Sei ospite del blog Giallo e cucina e qui le interviste
terminano sempre con due domande obbligatorie: la prima non è proprio una
domanda ma un pensiero gentile. Consiglia due/tre romanzi che ti hanno colpito,
o a cui sei particolarmente legata, e che vorresti che tutti leggessero.
Io leggo 2/3 libri a settimana per cui è davvero
complicatissimo scegliere. Butto lì i primi tre che mi vengono in mente, libri
che leggendoli ho dovuto fermarmi perché mi emozionavo.
Sabato, di Ian McEwan
Sorella, mio unico amore di Joyce Carol Oates
Il ragazzo che leggeva Verne, di Almudena Grandes
La seconda è: qual è la pietanza o il piatto a cui non
sai resistere e che non vedi l’ora di gustare in queste feste di natale.

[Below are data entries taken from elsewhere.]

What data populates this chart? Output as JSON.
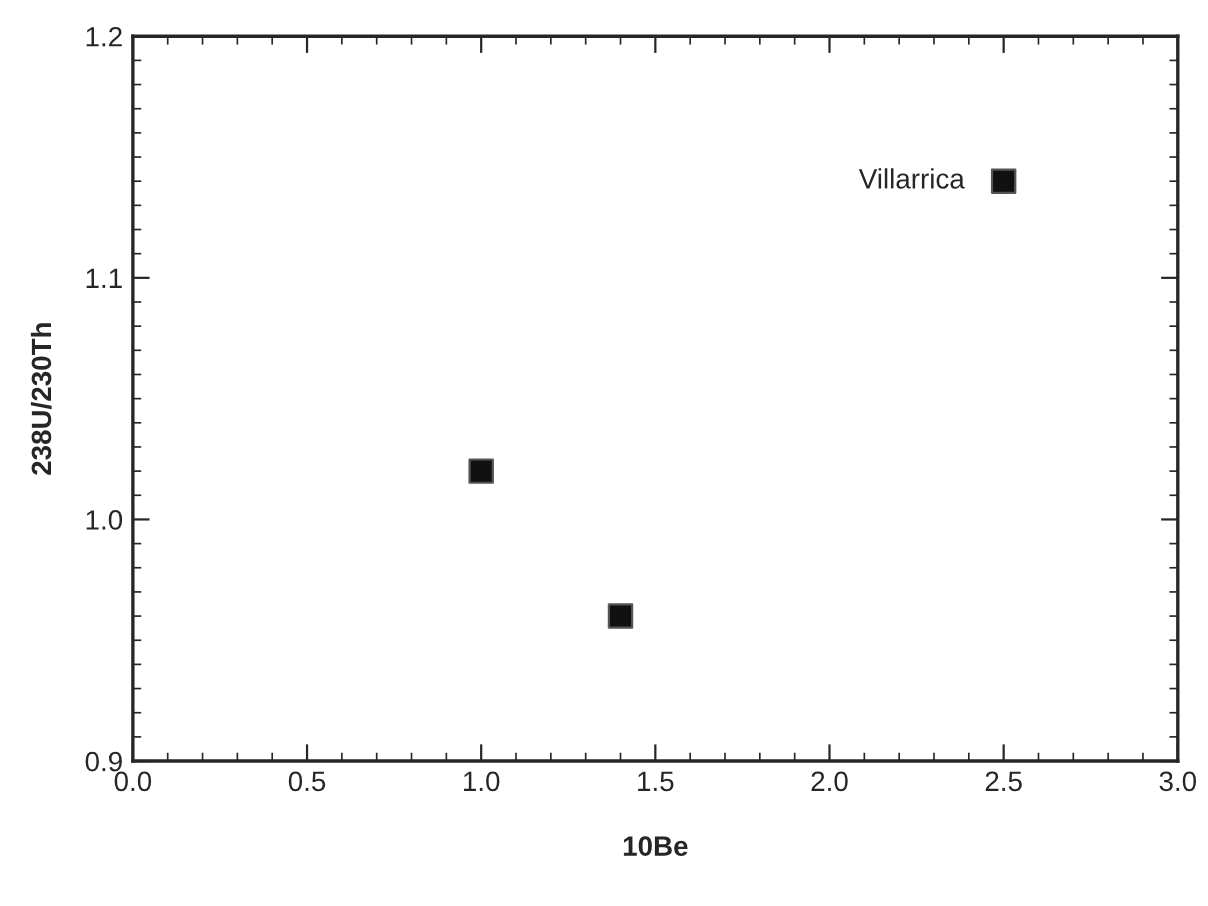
{
  "chart_data": {
    "type": "scatter",
    "xlabel": "10Be",
    "ylabel": "238U/230Th",
    "x": [
      1.0,
      1.4,
      2.5
    ],
    "series": [
      {
        "color": "#111111",
        "values": [
          1.02,
          0.96,
          1.14
        ]
      }
    ],
    "marker": "square",
    "grid": false,
    "legend": false,
    "xlim": [
      0.0,
      3.0
    ],
    "ylim": [
      0.9,
      1.2
    ],
    "xticks": [
      {
        "value": 0.0,
        "label": "0.0"
      },
      0.5,
      {
        "value": 1.0,
        "label": "1.0"
      },
      1.5,
      {
        "value": 2.0,
        "label": "2.0"
      },
      2.5,
      {
        "value": 3.0,
        "label": "3.0"
      }
    ],
    "yticks": [
      0.9,
      {
        "value": 1.0,
        "label": "1.0"
      },
      1.1,
      1.2
    ],
    "annotations": [
      {
        "text": "Villarrica",
        "x": 2.5,
        "y": 1.14
      }
    ]
  }
}
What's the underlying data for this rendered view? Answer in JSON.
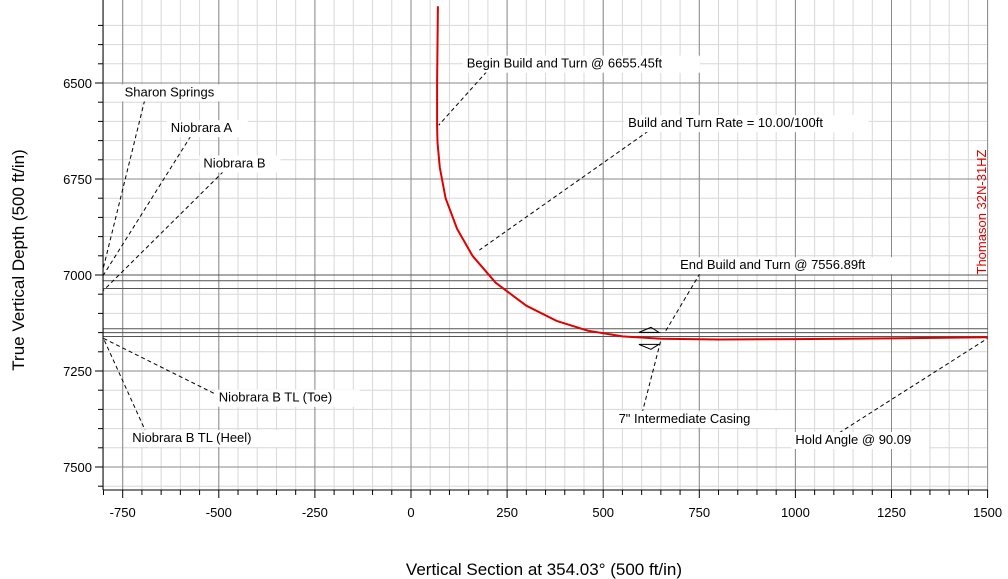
{
  "chart_data": {
    "type": "line",
    "title": "",
    "xlabel": "Vertical Section at 354.03° (500 ft/in)",
    "ylabel": "True Vertical Depth (500 ft/in)",
    "xlim": [
      -800,
      1500
    ],
    "ylim": [
      6350,
      7580
    ],
    "y_inverted": true,
    "grid": true,
    "x_ticks": [
      -750,
      -500,
      -250,
      0,
      250,
      500,
      750,
      1000,
      1250,
      1500
    ],
    "y_ticks": [
      6500,
      6750,
      7000,
      7250,
      7500
    ],
    "x_tick_labels": [
      "-750",
      "-500",
      "-250",
      "0",
      "250",
      "500",
      "750",
      "1000",
      "1250",
      "1500"
    ],
    "y_tick_labels": [
      "6500",
      "6750",
      "7000",
      "7250",
      "7500"
    ],
    "formation_lines_tvd": [
      7000,
      7015,
      7035,
      7140,
      7150,
      7160
    ],
    "series": [
      {
        "name": "Thomason 32N-31HZ",
        "color": "#e00000",
        "points": [
          [
            70,
            6300
          ],
          [
            68,
            6500
          ],
          [
            68,
            6610
          ],
          [
            69,
            6655
          ],
          [
            75,
            6720
          ],
          [
            90,
            6800
          ],
          [
            120,
            6880
          ],
          [
            160,
            6950
          ],
          [
            220,
            7020
          ],
          [
            300,
            7080
          ],
          [
            380,
            7120
          ],
          [
            460,
            7145
          ],
          [
            550,
            7160
          ],
          [
            650,
            7166
          ],
          [
            800,
            7168
          ],
          [
            1000,
            7167
          ],
          [
            1250,
            7165
          ],
          [
            1500,
            7162
          ]
        ]
      }
    ],
    "annotations": [
      {
        "text": "Sharon Springs",
        "label_x": -745,
        "label_y": 6535,
        "target_x": -800,
        "target_y": 6980
      },
      {
        "text": "Niobrara A",
        "label_x": -625,
        "label_y": 6628,
        "target_x": -800,
        "target_y": 7000
      },
      {
        "text": "Niobrara B",
        "label_x": -540,
        "label_y": 6720,
        "target_x": -800,
        "target_y": 7040
      },
      {
        "text": "Begin Build and Turn @ 6655.45ft",
        "label_x": 145,
        "label_y": 6460,
        "target_x": 72,
        "target_y": 6610
      },
      {
        "text": "Build and Turn Rate = 10.00/100ft",
        "label_x": 565,
        "label_y": 6615,
        "target_x": 178,
        "target_y": 6935
      },
      {
        "text": "End Build and Turn @ 7556.89ft",
        "label_x": 700,
        "label_y": 6985,
        "target_x": 660,
        "target_y": 7150
      },
      {
        "text": "Niobrara B TL (Toe)",
        "label_x": -500,
        "label_y": 7330,
        "target_x": -800,
        "target_y": 7165
      },
      {
        "text": "7\" Intermediate Casing",
        "label_x": 540,
        "label_y": 7385,
        "target_x": 650,
        "target_y": 7170
      },
      {
        "text": "Niobrara B TL (Heel)",
        "label_x": -725,
        "label_y": 7435,
        "target_x": -800,
        "target_y": 7165
      },
      {
        "text": "Hold Angle @ 90.09",
        "label_x": 1000,
        "label_y": 7440,
        "target_x": 1500,
        "target_y": 7165
      }
    ],
    "casing_marker": {
      "text": "7\" Intermediate Casing",
      "x": 645,
      "y": 7165
    }
  }
}
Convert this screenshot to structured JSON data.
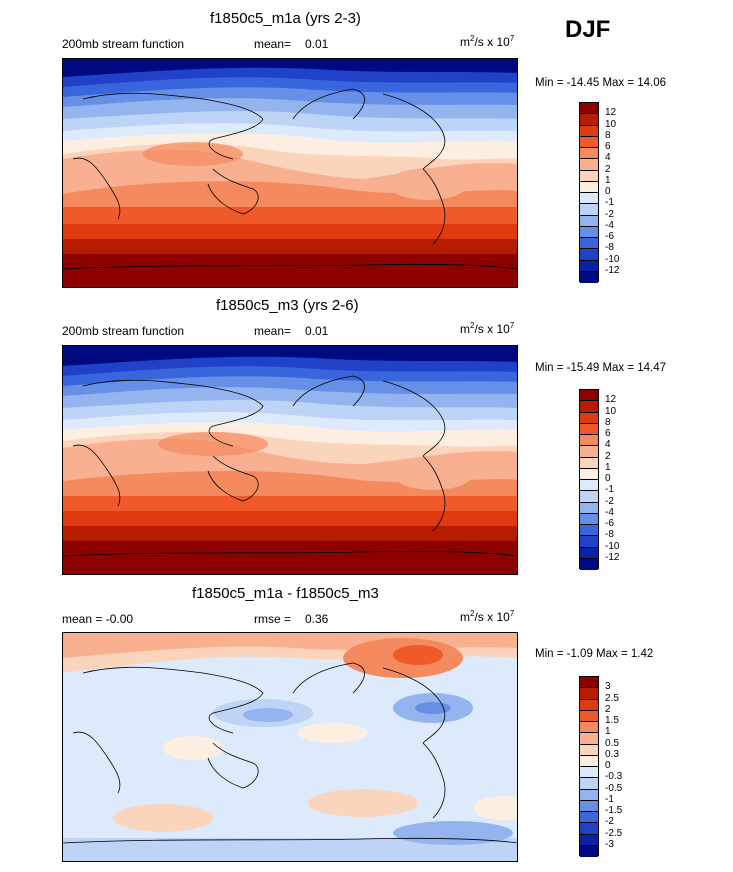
{
  "season_label": "DJF",
  "panels": [
    {
      "title": "f1850c5_m1a (yrs 2-3)",
      "left_label": "200mb stream function",
      "mean_label": "mean=",
      "mean_value": "0.01",
      "units_prefix": "m",
      "units_sup1": "2",
      "units_mid": "/s x 10",
      "units_sup2": "7",
      "minmax": "Min = -14.45 Max =  14.06",
      "colorbar_labels": [
        "12",
        "10",
        "8",
        "6",
        "4",
        "2",
        "1",
        "0",
        "-1",
        "-2",
        "-4",
        "-6",
        "-8",
        "-10",
        "-12"
      ],
      "colorbar_colors": [
        "#8c0000",
        "#b81c00",
        "#e03a10",
        "#f05a2a",
        "#f58a5e",
        "#f8b090",
        "#fbd4bc",
        "#fdeee2",
        "#ddeafb",
        "#bdd4f6",
        "#94b4ef",
        "#6690e6",
        "#3a66dd",
        "#1f42c8",
        "#0a22a8",
        "#000a80"
      ]
    },
    {
      "title": "f1850c5_m3 (yrs 2-6)",
      "left_label": "200mb stream function",
      "mean_label": "mean=",
      "mean_value": "0.01",
      "units_prefix": "m",
      "units_sup1": "2",
      "units_mid": "/s x 10",
      "units_sup2": "7",
      "minmax": "Min = -15.49 Max =  14.47",
      "colorbar_labels": [
        "12",
        "10",
        "8",
        "6",
        "4",
        "2",
        "1",
        "0",
        "-1",
        "-2",
        "-4",
        "-6",
        "-8",
        "-10",
        "-12"
      ],
      "colorbar_colors": [
        "#8c0000",
        "#b81c00",
        "#e03a10",
        "#f05a2a",
        "#f58a5e",
        "#f8b090",
        "#fbd4bc",
        "#fdeee2",
        "#ddeafb",
        "#bdd4f6",
        "#94b4ef",
        "#6690e6",
        "#3a66dd",
        "#1f42c8",
        "#0a22a8",
        "#000a80"
      ]
    },
    {
      "title": "f1850c5_m1a - f1850c5_m3",
      "left_label": "mean =  -0.00",
      "mean_label": "rmse =",
      "mean_value": "0.36",
      "units_prefix": "m",
      "units_sup1": "2",
      "units_mid": "/s x 10",
      "units_sup2": "7",
      "minmax": "Min =  -1.09 Max =  1.42",
      "colorbar_labels": [
        "3",
        "2.5",
        "2",
        "1.5",
        "1",
        "0.5",
        "0.3",
        "0",
        "-0.3",
        "-0.5",
        "-1",
        "-1.5",
        "-2",
        "-2.5",
        "-3"
      ],
      "colorbar_colors": [
        "#8c0000",
        "#b81c00",
        "#e03a10",
        "#f05a2a",
        "#f58a5e",
        "#f8b090",
        "#fbd4bc",
        "#fdeee2",
        "#ddeafb",
        "#bdd4f6",
        "#94b4ef",
        "#6690e6",
        "#3a66dd",
        "#1f42c8",
        "#0a22a8",
        "#000a80"
      ]
    }
  ]
}
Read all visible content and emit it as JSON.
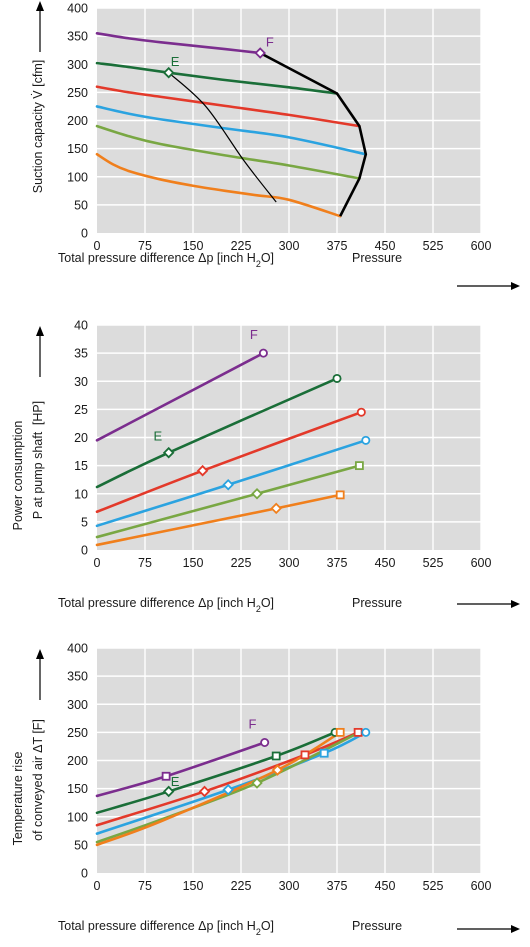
{
  "chart_data": [
    {
      "type": "line",
      "xlabel": "Total pressure difference Δp [inch H2O]",
      "xlabel_main": "Total pressure difference Δp [inch H",
      "xlabel_sub": "2",
      "xlabel_end": "O]",
      "xlabel_right": "Pressure",
      "ylabel": "Suction capacity V̇ [cfm]",
      "xlim": [
        0,
        600
      ],
      "ylim": [
        0,
        400
      ],
      "xticks": [
        0,
        75,
        150,
        225,
        300,
        375,
        450,
        525,
        600
      ],
      "yticks": [
        0,
        50,
        100,
        150,
        200,
        250,
        300,
        350,
        400
      ],
      "grid": true,
      "series": [
        {
          "label": "F",
          "color": "#7b2d8e",
          "marker": "diamond",
          "marker_at": [
            [
              255,
              320
            ]
          ],
          "x": [
            0,
            50,
            100,
            150,
            200,
            255
          ],
          "y": [
            355,
            346,
            339,
            333,
            327,
            320
          ]
        },
        {
          "label": "E",
          "color": "#1a6e38",
          "marker": "diamond",
          "marker_at": [
            [
              112,
              285
            ]
          ],
          "x": [
            0,
            50,
            112,
            200,
            300,
            375
          ],
          "y": [
            302,
            295,
            285,
            272,
            259,
            248
          ]
        },
        {
          "color": "#e3392a",
          "x": [
            0,
            50,
            100,
            200,
            300,
            410
          ],
          "y": [
            260,
            250,
            242,
            226,
            210,
            190
          ]
        },
        {
          "color": "#2ba3e0",
          "x": [
            0,
            50,
            100,
            200,
            300,
            420
          ],
          "y": [
            225,
            212,
            202,
            186,
            170,
            140
          ]
        },
        {
          "color": "#79a743",
          "x": [
            0,
            50,
            100,
            200,
            300,
            410
          ],
          "y": [
            190,
            172,
            158,
            138,
            120,
            97
          ]
        },
        {
          "color": "#f07f1c",
          "x": [
            0,
            25,
            50,
            100,
            150,
            200,
            250,
            300,
            380
          ],
          "y": [
            140,
            122,
            110,
            95,
            84,
            75,
            67,
            59,
            30
          ]
        }
      ],
      "envelope": {
        "color": "#000000",
        "x": [
          255,
          375,
          410,
          420,
          410,
          380
        ],
        "y": [
          320,
          248,
          190,
          140,
          97,
          30
        ]
      },
      "thin_line": {
        "color": "#000000",
        "x": [
          112,
          170,
          230,
          280
        ],
        "y": [
          285,
          225,
          128,
          55
        ]
      },
      "annotations": [
        {
          "text": "F",
          "x": 270,
          "y": 332,
          "color": "#7b2d8e"
        },
        {
          "text": "E",
          "x": 122,
          "y": 297,
          "color": "#1a6e38"
        }
      ]
    },
    {
      "type": "line",
      "xlabel": "Total pressure difference Δp [inch H2O]",
      "xlabel_main": "Total pressure difference Δp [inch H",
      "xlabel_sub": "2",
      "xlabel_end": "O]",
      "xlabel_right": "Pressure",
      "ylabel_line1": "Power consumption",
      "ylabel_line2": "P at pump shaft",
      "ylabel_unit": "[HP]",
      "xlim": [
        0,
        600
      ],
      "ylim": [
        0,
        40
      ],
      "xticks": [
        0,
        75,
        150,
        225,
        300,
        375,
        450,
        525,
        600
      ],
      "yticks": [
        0,
        5,
        10,
        15,
        20,
        25,
        30,
        35,
        40
      ],
      "grid": true,
      "series": [
        {
          "label": "F",
          "color": "#7b2d8e",
          "marker": "circle",
          "marker_at": [
            [
              260,
              35
            ]
          ],
          "x": [
            0,
            260
          ],
          "y": [
            19.5,
            35
          ]
        },
        {
          "label": "E",
          "color": "#1a6e38",
          "marker": "diamond",
          "marker_at": [
            [
              112,
              17.3
            ]
          ],
          "x": [
            0,
            112,
            375
          ],
          "y": [
            11.2,
            17.3,
            30.5
          ]
        },
        {
          "color": "#e3392a",
          "marker": "diamond",
          "marker_at": [
            [
              165,
              14.1
            ]
          ],
          "x": [
            0,
            165,
            413
          ],
          "y": [
            6.8,
            14.1,
            24.5
          ]
        },
        {
          "color": "#2ba3e0",
          "marker": "diamond",
          "marker_at": [
            [
              205,
              11.6
            ]
          ],
          "x": [
            0,
            205,
            420
          ],
          "y": [
            4.3,
            11.6,
            19.5
          ]
        },
        {
          "color": "#79a743",
          "marker": "diamond",
          "marker_at": [
            [
              250,
              10
            ]
          ],
          "x": [
            0,
            250,
            410
          ],
          "y": [
            2.3,
            10,
            15
          ]
        },
        {
          "color": "#f07f1c",
          "marker": "diamond",
          "marker_at": [
            [
              280,
              7.4
            ]
          ],
          "x": [
            0,
            280,
            380
          ],
          "y": [
            0.9,
            7.4,
            9.8
          ]
        }
      ],
      "end_markers": [
        {
          "series": 1,
          "shape": "circle",
          "x": 375,
          "y": 30.5
        },
        {
          "series": 2,
          "shape": "circle",
          "x": 413,
          "y": 24.5
        },
        {
          "series": 3,
          "shape": "circle",
          "x": 420,
          "y": 19.5
        },
        {
          "series": 4,
          "shape": "square",
          "x": 410,
          "y": 15
        },
        {
          "series": 5,
          "shape": "square",
          "x": 380,
          "y": 9.8
        }
      ],
      "annotations": [
        {
          "text": "F",
          "x": 245,
          "y": 37.5,
          "color": "#7b2d8e"
        },
        {
          "text": "E",
          "x": 95,
          "y": 19.5,
          "color": "#1a6e38"
        }
      ]
    },
    {
      "type": "line",
      "xlabel": "Total pressure difference Δp [inch H2O]",
      "xlabel_main": "Total pressure difference Δp [inch H",
      "xlabel_sub": "2",
      "xlabel_end": "O]",
      "xlabel_right": "Pressure",
      "ylabel_line1": "Temperature rise",
      "ylabel_line2": "of conveyed air",
      "ylabel_unit": "ΔT [F]",
      "xlim": [
        0,
        600
      ],
      "ylim": [
        0,
        400
      ],
      "xticks": [
        0,
        75,
        150,
        225,
        300,
        375,
        450,
        525,
        600
      ],
      "yticks": [
        0,
        50,
        100,
        150,
        200,
        250,
        300,
        350,
        400
      ],
      "grid": true,
      "series": [
        {
          "label": "F",
          "color": "#7b2d8e",
          "marker": "circle",
          "marker_at": [
            [
              262,
              232
            ]
          ],
          "x": [
            0,
            108,
            262
          ],
          "y": [
            137,
            172,
            232
          ]
        },
        {
          "label": "E",
          "color": "#1a6e38",
          "marker": "diamond",
          "marker_at": [
            [
              112,
              145
            ]
          ],
          "x": [
            0,
            112,
            280,
            372
          ],
          "y": [
            107,
            145,
            208,
            250
          ]
        },
        {
          "color": "#e3392a",
          "marker": "diamond",
          "marker_at": [
            [
              168,
              145
            ]
          ],
          "x": [
            0,
            168,
            325,
            408
          ],
          "y": [
            85,
            145,
            210,
            250
          ]
        },
        {
          "color": "#2ba3e0",
          "marker": "diamond",
          "marker_at": [
            [
              205,
              148
            ]
          ],
          "x": [
            0,
            205,
            355,
            420
          ],
          "y": [
            70,
            148,
            213,
            250
          ]
        },
        {
          "color": "#79a743",
          "marker": "diamond",
          "marker_at": [
            [
              250,
              160
            ]
          ],
          "x": [
            0,
            100,
            250,
            410
          ],
          "y": [
            55,
            95,
            160,
            250
          ]
        },
        {
          "color": "#f07f1c",
          "marker": "diamond",
          "marker_at": [
            [
              282,
              183
            ]
          ],
          "x": [
            0,
            100,
            282,
            380
          ],
          "y": [
            50,
            92,
            183,
            250
          ]
        }
      ],
      "end_markers": [
        {
          "series": 0,
          "shape": "square",
          "x": 108,
          "y": 172
        },
        {
          "series": 1,
          "shape": "square",
          "x": 280,
          "y": 208
        },
        {
          "series": 1,
          "shape": "circle",
          "x": 372,
          "y": 250
        },
        {
          "series": 2,
          "shape": "square",
          "x": 325,
          "y": 210
        },
        {
          "series": 2,
          "shape": "square",
          "x": 408,
          "y": 250
        },
        {
          "series": 3,
          "shape": "square",
          "x": 355,
          "y": 213
        },
        {
          "series": 3,
          "shape": "circle",
          "x": 420,
          "y": 250
        },
        {
          "series": 5,
          "shape": "square",
          "x": 380,
          "y": 250
        }
      ],
      "annotations": [
        {
          "text": "F",
          "x": 243,
          "y": 257,
          "color": "#7b2d8e"
        },
        {
          "text": "E",
          "x": 122,
          "y": 155,
          "color": "#1a6e38"
        }
      ]
    }
  ]
}
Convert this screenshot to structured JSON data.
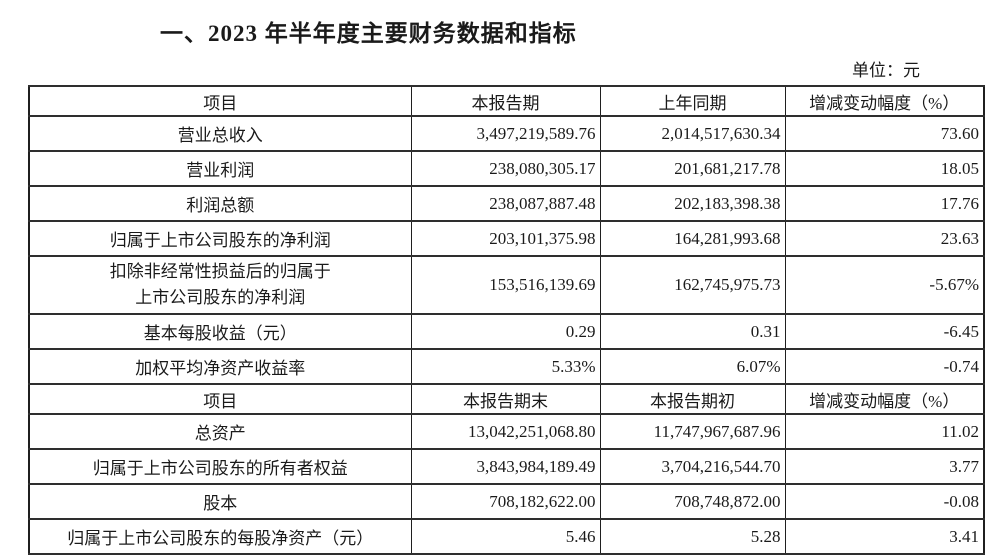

A Natale non resisto al panettone. Riesco sempre a prendere
peso e solo a causa del panettone.
Ti ringrazio della bella chiacchierata, ti auguro tanta
fortuna. Se vuoi puoi aggiungere qualcosa che magari ritieni importante far
sapere ai lettori….
Io devo solo ringraziare tutti quelli che hanno avuto la
pazienza di leggere fin qui!
Buon anno a tutti.
Di nuovo grazie. Complimenti ed a presto.